This weekend was rather eventful, and we learned a valuable lesson about viruses, security software, and professional scepticism in IT environments. I've briefly documented it below so you can learn from our mistakes.
Last week Wednesday a virus was detected on a client's network. The anti-virus (AV) host intrusion prevention system (HIPS) was updated to block access to the URLs the virus was using to fetch its payload and other control instruction.. However, the domain lookups[1] to these URLs increased massively by Friday, so much so, they caused the internal firewalls to fail due to the load from trying to inspect this traffic. Domain lookups were then blocked at the firewall, but the source of the lookups persisted. However, network access was restored and outwardly there was nothing wrong.
We now needed a sample of the virus. Without it we could not get a signature from our AV vendor and get it removed from the whole environment. We also needed to know what it did so we could advise on appropriate remediation (e.g. changing facebook passwords). We tried all sorts of things. We isolated one machine and tried to work out what would make the lookups stop (our test for the existence of the virus). We replaced the local domain cache with static links (in hosts and lmhosts files) to try and make the lookups not traverse the network (and hence not cause outages in future), while we tried looking for the virus. We ran multiple tools and scoured 'infected' hard drives looking for the virus. We even dumped running programs from RAM fearing the virus had injected itself into a legitimate windows process. We killed processes until bluescreen or reboot, everything we could think of to try and find a failure criteria that would identify a sample. Meanwhile, our AV vendor's highest level escalation analysts were connecting in to our machines, we were uploading hundreds of potentially infected files to them, and a hard drive had been priority couriered to them. This continued 24 hours a day during the weekend with IT personnel working 24hr shifts until breaking point.

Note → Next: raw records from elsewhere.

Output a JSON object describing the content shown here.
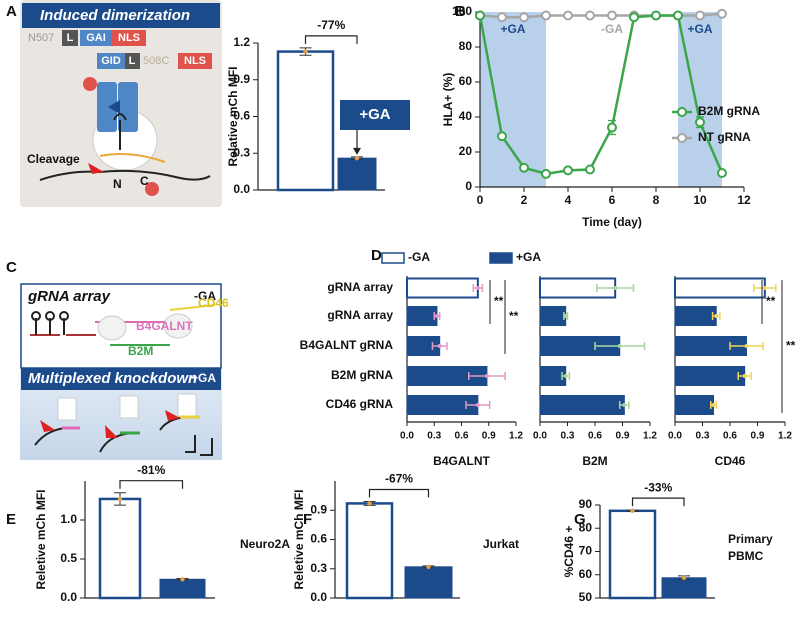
{
  "panel_letters": [
    "A",
    "B",
    "C",
    "D",
    "E",
    "F",
    "G"
  ],
  "diagrams": {
    "A": {
      "title": "Induced dimerization",
      "row1": [
        "N507",
        "L",
        "GAI",
        "NLS"
      ],
      "row2": [
        "GID",
        "L",
        "508C",
        "NLS"
      ],
      "cleavage": "Cleavage",
      "n": "N",
      "c": "C"
    },
    "C": {
      "top_title": "gRNA array",
      "top_state": "-GA",
      "genes": [
        "B4GALNT",
        "CD46",
        "B2M"
      ],
      "bottom_title": "Multiplexed knockdown",
      "bottom_state": "+GA"
    }
  },
  "chart_data": [
    {
      "type": "bar",
      "ylabel": "Relative mCh MFI",
      "categories": [
        null,
        null
      ],
      "values": [
        1.13,
        0.26
      ],
      "errors": [
        0.03,
        0.01
      ],
      "styles": [
        "open",
        "filled"
      ],
      "color": "#1c4b8c",
      "error_color": "#e3a04a",
      "ylim": [
        0,
        1.2
      ],
      "yticks": [
        {
          "value": 0,
          "label": "0.0"
        },
        0.3,
        0.6,
        0.9,
        1.2
      ],
      "bracket_label": "-77%",
      "box_label": "+GA"
    },
    {
      "type": "line",
      "xlabel": "Time (day)",
      "ylabel": "HLA+ (%)",
      "x": [
        0,
        1,
        2,
        3,
        4,
        5,
        6,
        7,
        8,
        9,
        10,
        11
      ],
      "series": [
        {
          "name": "B2M gRNA",
          "color": "#3aa648",
          "values": [
            98,
            29,
            11,
            7.5,
            9.5,
            10,
            34,
            97,
            98,
            98,
            37,
            8
          ],
          "errors": [
            null,
            null,
            null,
            null,
            null,
            null,
            4,
            null,
            null,
            null,
            3,
            null
          ]
        },
        {
          "name": "NT gRNA",
          "color": "#a6a6a6",
          "values": [
            98,
            97,
            97,
            98,
            98,
            98,
            98,
            98,
            98,
            98,
            98,
            99
          ]
        }
      ],
      "xlim": [
        0,
        12
      ],
      "xticks": [
        0,
        2,
        4,
        6,
        8,
        10,
        12
      ],
      "ylim": [
        0,
        100
      ],
      "yticks": [
        0,
        20,
        40,
        60,
        80,
        100
      ],
      "shaded": [
        [
          0,
          3
        ],
        [
          9,
          11
        ]
      ],
      "shade_color": "#b9d0ea",
      "region_labels": [
        "+GA",
        "-GA",
        "+GA"
      ],
      "region_colors": [
        "#1c4b8c",
        "#a6a6a6",
        "#1c4b8c"
      ],
      "legend": "right"
    },
    {
      "type": "hbar-group",
      "categories": [
        "gRNA array",
        "gRNA array",
        "B4GALNT gRNA",
        "B2M gRNA",
        "CD46 gRNA"
      ],
      "series": [
        {
          "name": "-GA",
          "style": "open"
        },
        {
          "name": "+GA",
          "style": "filled"
        }
      ],
      "color": "#1c4b8c",
      "xlim": [
        0,
        1.2
      ],
      "xticks": [
        {
          "value": 0,
          "label": "0.0"
        },
        0.3,
        0.6,
        0.9,
        1.2
      ],
      "subplots": [
        {
          "xlabel": "B4GALNT",
          "error_color": "#e29ac4",
          "values": [
            [
              0.78,
              null,
              null,
              null,
              null
            ],
            [
              null,
              0.33,
              0.36,
              0.88,
              0.78
            ]
          ],
          "errors": [
            [
              0.05,
              null,
              null,
              null,
              null
            ],
            [
              null,
              0.03,
              0.08,
              0.2,
              0.13
            ]
          ],
          "significance": [
            {
              "label": "**",
              "rows": [
                0,
                1
              ]
            },
            {
              "label": "**",
              "rows": [
                0,
                2
              ]
            }
          ]
        },
        {
          "xlabel": "B2M",
          "error_color": "#a9d6a0",
          "values": [
            [
              0.82,
              null,
              null,
              null,
              null
            ],
            [
              null,
              0.28,
              0.87,
              0.28,
              0.92
            ]
          ],
          "errors": [
            [
              0.2,
              null,
              null,
              null,
              null
            ],
            [
              null,
              0.02,
              0.27,
              0.04,
              0.05
            ]
          ],
          "significance": []
        },
        {
          "xlabel": "CD46",
          "error_color": "#efd35a",
          "values": [
            [
              0.98,
              null,
              null,
              null,
              null
            ],
            [
              null,
              0.45,
              0.78,
              0.76,
              0.42
            ]
          ],
          "errors": [
            [
              0.12,
              null,
              null,
              null,
              null
            ],
            [
              null,
              0.04,
              0.18,
              0.07,
              0.03
            ]
          ],
          "significance": [
            {
              "label": "**",
              "rows": [
                0,
                1
              ]
            },
            {
              "label": "**",
              "rows": [
                0,
                4
              ]
            }
          ]
        }
      ]
    },
    {
      "type": "bar",
      "ylabel": "Reletive mCh MFI",
      "categories": [
        null,
        null
      ],
      "values": [
        1.27,
        0.24
      ],
      "errors": [
        0.08,
        0.01
      ],
      "styles": [
        "open",
        "filled"
      ],
      "color": "#1c4b8c",
      "error_color": "#e3a04a",
      "ylim": [
        0,
        1.5
      ],
      "yticks": [
        {
          "value": 0,
          "label": "0.0"
        },
        0.5,
        {
          "value": 1,
          "label": "1.0"
        }
      ],
      "bracket_label": "-81%",
      "note": [
        "Neuro2A"
      ]
    },
    {
      "type": "bar",
      "ylabel": "Reletive mCh MFI",
      "categories": [
        null,
        null
      ],
      "values": [
        0.97,
        0.32
      ],
      "errors": [
        0.02,
        0.01
      ],
      "styles": [
        "open",
        "filled"
      ],
      "color": "#1c4b8c",
      "error_color": "#e3a04a",
      "ylim": [
        0,
        1.2
      ],
      "yticks": [
        {
          "value": 0,
          "label": "0.0"
        },
        0.3,
        0.6,
        0.9
      ],
      "bracket_label": "-67%",
      "note": [
        "Jurkat"
      ]
    },
    {
      "type": "bar",
      "ylabel": "%CD46 +",
      "categories": [
        null,
        null
      ],
      "values": [
        87.5,
        58.7
      ],
      "errors": [
        0.3,
        0.8
      ],
      "styles": [
        "open",
        "filled"
      ],
      "color": "#1c4b8c",
      "error_color": "#e3a04a",
      "ylim": [
        50,
        90
      ],
      "yticks": [
        50,
        60,
        70,
        80,
        90
      ],
      "bracket_label": "-33%",
      "note": [
        "Primary",
        "PBMC"
      ]
    }
  ]
}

Eventually, on Sunday it was discovered that there was no virus (or not as widespread as we believed) and that our AV's HIPS had in fact been causing the domain lookup flood. By assigning the HIPS to block traffic to the viruses' domain, the HIPS would perform a domain lookup to find where the domain current resides and block that. However, instead of caching the lookup's result, our AV would regularly re-lookup the domain. This is likely because of 'fast flux'[2] malware domains which bounce their actual location all over the internet. The unintended consequence however, was a DNS flood. Even then, DNS should not be large enough to cause significant network latency, and it was this in conjunction with the firewalls attempting to inspect and apply policy to this traffic that caused the failure. What's more, is that the domain lookups should have gone to local DNS resolvers and not the internal top-level DNS (which is behind the firewalls), but were bypassing their local cache due to advised against misconfigurations.

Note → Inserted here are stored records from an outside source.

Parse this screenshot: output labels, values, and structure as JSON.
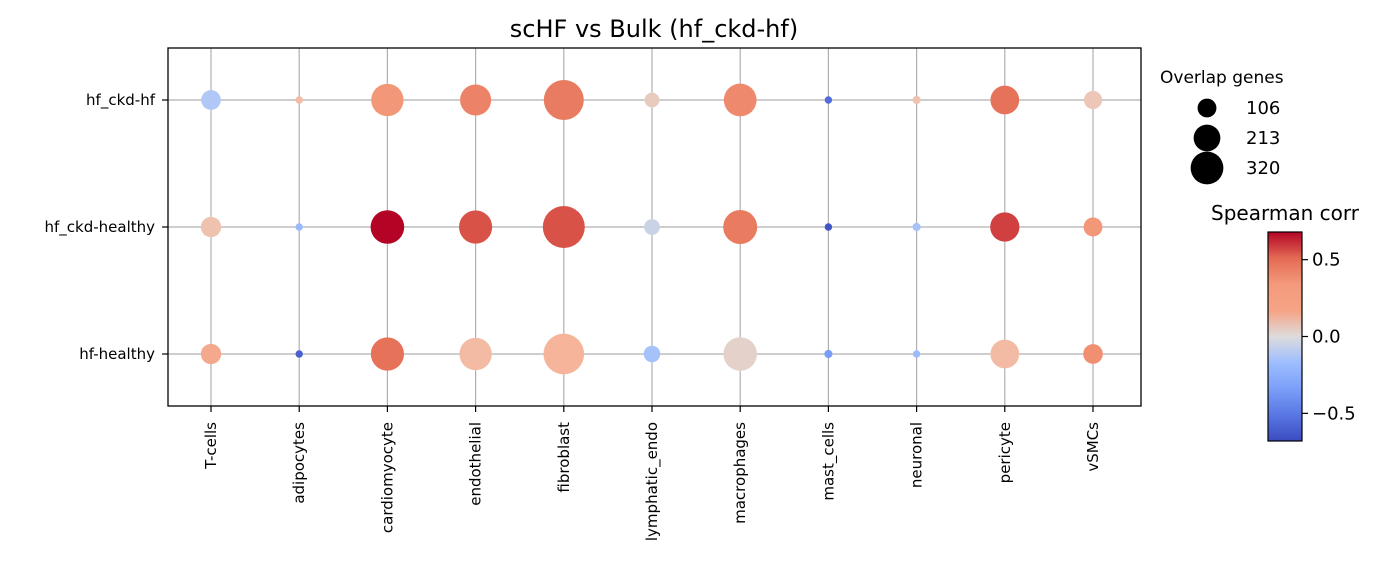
{
  "chart_data": {
    "type": "scatter",
    "title": "scHF vs Bulk (hf_ckd-hf)",
    "x_categories": [
      "T-cells",
      "adipocytes",
      "cardiomyocyte",
      "endothelial",
      "fibroblast",
      "lymphatic_endo",
      "macrophages",
      "mast_cells",
      "neuronal",
      "pericyte",
      "vSMCs"
    ],
    "y_categories": [
      "hf_ckd-hf",
      "hf_ckd-healthy",
      "hf-healthy"
    ],
    "points": [
      {
        "x": "T-cells",
        "y": "hf_ckd-hf",
        "corr": -0.12,
        "genes": 70
      },
      {
        "x": "adipocytes",
        "y": "hf_ckd-hf",
        "corr": 0.15,
        "genes": 10
      },
      {
        "x": "cardiomyocyte",
        "y": "hf_ckd-hf",
        "corr": 0.35,
        "genes": 190
      },
      {
        "x": "endothelial",
        "y": "hf_ckd-hf",
        "corr": 0.42,
        "genes": 175
      },
      {
        "x": "fibroblast",
        "y": "hf_ckd-hf",
        "corr": 0.45,
        "genes": 290
      },
      {
        "x": "lymphatic_endo",
        "y": "hf_ckd-hf",
        "corr": 0.08,
        "genes": 40
      },
      {
        "x": "macrophages",
        "y": "hf_ckd-hf",
        "corr": 0.4,
        "genes": 195
      },
      {
        "x": "mast_cells",
        "y": "hf_ckd-hf",
        "corr": -0.55,
        "genes": 10
      },
      {
        "x": "neuronal",
        "y": "hf_ckd-hf",
        "corr": 0.12,
        "genes": 12
      },
      {
        "x": "pericyte",
        "y": "hf_ckd-hf",
        "corr": 0.48,
        "genes": 150
      },
      {
        "x": "vSMCs",
        "y": "hf_ckd-hf",
        "corr": 0.1,
        "genes": 60
      },
      {
        "x": "T-cells",
        "y": "hf_ckd-healthy",
        "corr": 0.12,
        "genes": 75
      },
      {
        "x": "adipocytes",
        "y": "hf_ckd-healthy",
        "corr": -0.2,
        "genes": 10
      },
      {
        "x": "cardiomyocyte",
        "y": "hf_ckd-healthy",
        "corr": 0.68,
        "genes": 205
      },
      {
        "x": "endothelial",
        "y": "hf_ckd-healthy",
        "corr": 0.55,
        "genes": 200
      },
      {
        "x": "fibroblast",
        "y": "hf_ckd-healthy",
        "corr": 0.55,
        "genes": 320
      },
      {
        "x": "lymphatic_endo",
        "y": "hf_ckd-healthy",
        "corr": -0.05,
        "genes": 45
      },
      {
        "x": "macrophages",
        "y": "hf_ckd-healthy",
        "corr": 0.45,
        "genes": 210
      },
      {
        "x": "mast_cells",
        "y": "hf_ckd-healthy",
        "corr": -0.65,
        "genes": 10
      },
      {
        "x": "neuronal",
        "y": "hf_ckd-healthy",
        "corr": -0.15,
        "genes": 12
      },
      {
        "x": "pericyte",
        "y": "hf_ckd-healthy",
        "corr": 0.58,
        "genes": 155
      },
      {
        "x": "vSMCs",
        "y": "hf_ckd-healthy",
        "corr": 0.35,
        "genes": 65
      },
      {
        "x": "T-cells",
        "y": "hf-healthy",
        "corr": 0.25,
        "genes": 75
      },
      {
        "x": "adipocytes",
        "y": "hf-healthy",
        "corr": -0.6,
        "genes": 10
      },
      {
        "x": "cardiomyocyte",
        "y": "hf-healthy",
        "corr": 0.48,
        "genes": 200
      },
      {
        "x": "endothelial",
        "y": "hf-healthy",
        "corr": 0.15,
        "genes": 190
      },
      {
        "x": "fibroblast",
        "y": "hf-healthy",
        "corr": 0.18,
        "genes": 300
      },
      {
        "x": "lymphatic_endo",
        "y": "hf-healthy",
        "corr": -0.15,
        "genes": 50
      },
      {
        "x": "macrophages",
        "y": "hf-healthy",
        "corr": 0.05,
        "genes": 205
      },
      {
        "x": "mast_cells",
        "y": "hf-healthy",
        "corr": -0.35,
        "genes": 12
      },
      {
        "x": "neuronal",
        "y": "hf-healthy",
        "corr": -0.18,
        "genes": 10
      },
      {
        "x": "pericyte",
        "y": "hf-healthy",
        "corr": 0.15,
        "genes": 150
      },
      {
        "x": "vSMCs",
        "y": "hf-healthy",
        "corr": 0.38,
        "genes": 70
      }
    ],
    "size_legend": {
      "title": "Overlap genes",
      "values": [
        106,
        213,
        320
      ],
      "labels": [
        "106",
        "213",
        "320"
      ]
    },
    "colorbar": {
      "title": "Spearman corr",
      "range": [
        -0.68,
        0.68
      ],
      "ticks": [
        0.5,
        0.0,
        -0.5
      ],
      "tick_labels": [
        "0.5",
        "0.0",
        "−0.5"
      ],
      "colormap": "coolwarm"
    },
    "grid": true,
    "legend_position": "right"
  }
}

In summary, our own security software caused an unintended consequence, that behaved much like a highly complex virus. In future, I would recommend that at least two solid points of evidence for the existence of a virus be discovered before a sample is attempted to be recovered (usually an infection vector and behaviour, if you see behaviour after infection but not before, then you have something). While, on the surface, I feel quite stupid, in reality not even the top level analysts at our AV spotted the behaviour of their own software. The truth is that IT environments are sufficiently complex, that these sorts of mistakes are more likely than not. As security people, our job is to know this, and make sure we can guide people to get enough evidence to know what is happening before they waste an entire weekend. This is why I want all of you to learn from our mistake :)
[1] The internet works on IP addresses, these are four sets of numbers. However, they are not very human readable, so the domain name system (DNS) was created to allow human readable names e.g. www.google.com which a domain lookup would translate to something like 209.85.227.103
[2] Virus writers have worked out that if they rely on one domain then it is fairly easy to get them shut down. So they usually make their viruses query a couple to several thousand domains, and make those domains regularly change the IP address returned (see [1]) providing two layers of rapidly changing complexity, thus making them that much harder to stop.